Specialist Nurse for skull base tumours at Salford Royal Andrea Wadeson has reflected on her experience of the British Association of Neuroscience Nursing (BANN) Nurse Fellowship exchange in a new article in a leading journal.
Andrea was awarded the fellowship for her presentation on postoperative care for patients undergoing surgery for acoustic neuroma (vestibular schwannoma) at the 11th European Association of Neuroscience Nurses Quadrennial Congress and Society of British Neurosurgeons Spring Meeting in March 2019
This led to her visit to the Barrow Neurological Institute, in Phoenix, Arizona to find out more about how the expert team there manage patients with this condition.
She spent time with clinical nurse specialists, nurse navigators – who offer individualised assistance to patients, families and caregivers to help overcome healthcare system barriers, oncology nurse practitioners, nurse educators and advanced nurse practitioners.
Andrea also met with the Barrow Institute’s team working on facial palsy, a risk of vestibular schwannoma treatment, which causes physical difficulties for patients, including a reduced blink or eye closure (and, therefore, ulceration and abrasion of the cornea, potentially leading to visual loss), taste dysfunction, dysarthria and oro-motor dysphagia.
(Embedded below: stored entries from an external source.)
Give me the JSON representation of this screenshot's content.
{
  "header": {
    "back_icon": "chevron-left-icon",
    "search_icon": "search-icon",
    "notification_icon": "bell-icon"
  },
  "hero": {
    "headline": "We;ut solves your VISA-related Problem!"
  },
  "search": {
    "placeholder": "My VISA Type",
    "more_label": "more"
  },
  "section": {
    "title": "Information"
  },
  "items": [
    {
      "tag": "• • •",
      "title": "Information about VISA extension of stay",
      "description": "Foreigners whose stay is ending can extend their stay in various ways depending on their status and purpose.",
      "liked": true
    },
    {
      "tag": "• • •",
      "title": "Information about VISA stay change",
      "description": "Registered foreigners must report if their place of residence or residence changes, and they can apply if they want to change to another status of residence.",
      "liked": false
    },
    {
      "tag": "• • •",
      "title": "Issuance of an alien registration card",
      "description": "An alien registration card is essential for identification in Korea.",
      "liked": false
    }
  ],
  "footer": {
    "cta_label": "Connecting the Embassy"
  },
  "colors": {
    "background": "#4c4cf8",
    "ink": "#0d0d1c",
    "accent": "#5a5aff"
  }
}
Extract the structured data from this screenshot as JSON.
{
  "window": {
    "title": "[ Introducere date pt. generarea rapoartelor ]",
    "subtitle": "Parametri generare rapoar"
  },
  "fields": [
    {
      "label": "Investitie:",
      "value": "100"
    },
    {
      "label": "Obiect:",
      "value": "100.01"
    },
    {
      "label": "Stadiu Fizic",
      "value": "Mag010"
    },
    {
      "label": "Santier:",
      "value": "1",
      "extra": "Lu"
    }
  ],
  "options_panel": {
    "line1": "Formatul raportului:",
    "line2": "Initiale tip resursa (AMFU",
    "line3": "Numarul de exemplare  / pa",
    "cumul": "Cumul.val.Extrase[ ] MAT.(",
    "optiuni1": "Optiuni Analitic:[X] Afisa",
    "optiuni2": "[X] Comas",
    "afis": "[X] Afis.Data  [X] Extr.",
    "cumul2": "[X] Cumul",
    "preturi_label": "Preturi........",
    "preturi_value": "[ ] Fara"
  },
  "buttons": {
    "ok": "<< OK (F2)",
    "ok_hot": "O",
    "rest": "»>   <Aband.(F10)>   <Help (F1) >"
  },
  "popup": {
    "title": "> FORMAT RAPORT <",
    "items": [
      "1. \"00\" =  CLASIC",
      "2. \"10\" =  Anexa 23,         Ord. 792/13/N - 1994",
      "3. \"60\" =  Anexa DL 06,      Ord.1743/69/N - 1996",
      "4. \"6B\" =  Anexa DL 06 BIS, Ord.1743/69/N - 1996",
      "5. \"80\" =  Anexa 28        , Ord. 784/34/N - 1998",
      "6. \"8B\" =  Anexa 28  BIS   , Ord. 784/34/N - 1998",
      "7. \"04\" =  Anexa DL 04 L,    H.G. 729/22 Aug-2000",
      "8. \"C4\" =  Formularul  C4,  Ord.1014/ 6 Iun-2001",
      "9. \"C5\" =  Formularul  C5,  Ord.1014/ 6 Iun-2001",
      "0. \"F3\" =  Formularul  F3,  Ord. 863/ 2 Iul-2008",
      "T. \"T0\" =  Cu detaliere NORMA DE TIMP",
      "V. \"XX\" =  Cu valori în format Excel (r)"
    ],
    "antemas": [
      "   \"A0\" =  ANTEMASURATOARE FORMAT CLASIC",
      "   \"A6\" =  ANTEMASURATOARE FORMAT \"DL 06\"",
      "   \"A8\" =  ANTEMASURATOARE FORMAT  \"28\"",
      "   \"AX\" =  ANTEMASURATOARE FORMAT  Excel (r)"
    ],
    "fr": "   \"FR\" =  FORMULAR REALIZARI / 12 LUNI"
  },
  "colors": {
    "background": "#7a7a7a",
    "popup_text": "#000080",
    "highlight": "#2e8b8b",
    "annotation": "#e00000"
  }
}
It also has a significant psychological effect.
And she hopes her learning there could lead to the forming of a joint multidisciplinary group with Barrow to research the use of different therapies in managing facial palsy, including the use of Kinesio tape, a cotton fibre tape used in many sports and rehabilitation settings for supporting lymphatic drainage, muscle tone and muscle contraction.
Andrea said: “Within my own practice, I act as a keyworker for vestibular schwannoma patients from the point of diagnosis, through to treatment and for many years beyond in both the outpatient and inpatient setting, navigating the patient throughout their treatment pathway.
“It was fascinating to see the similarities and differences between our systems and I am now working with our wider multidisciplinary team to establish pathways of care and training needs, as well as discussing a joint research group.”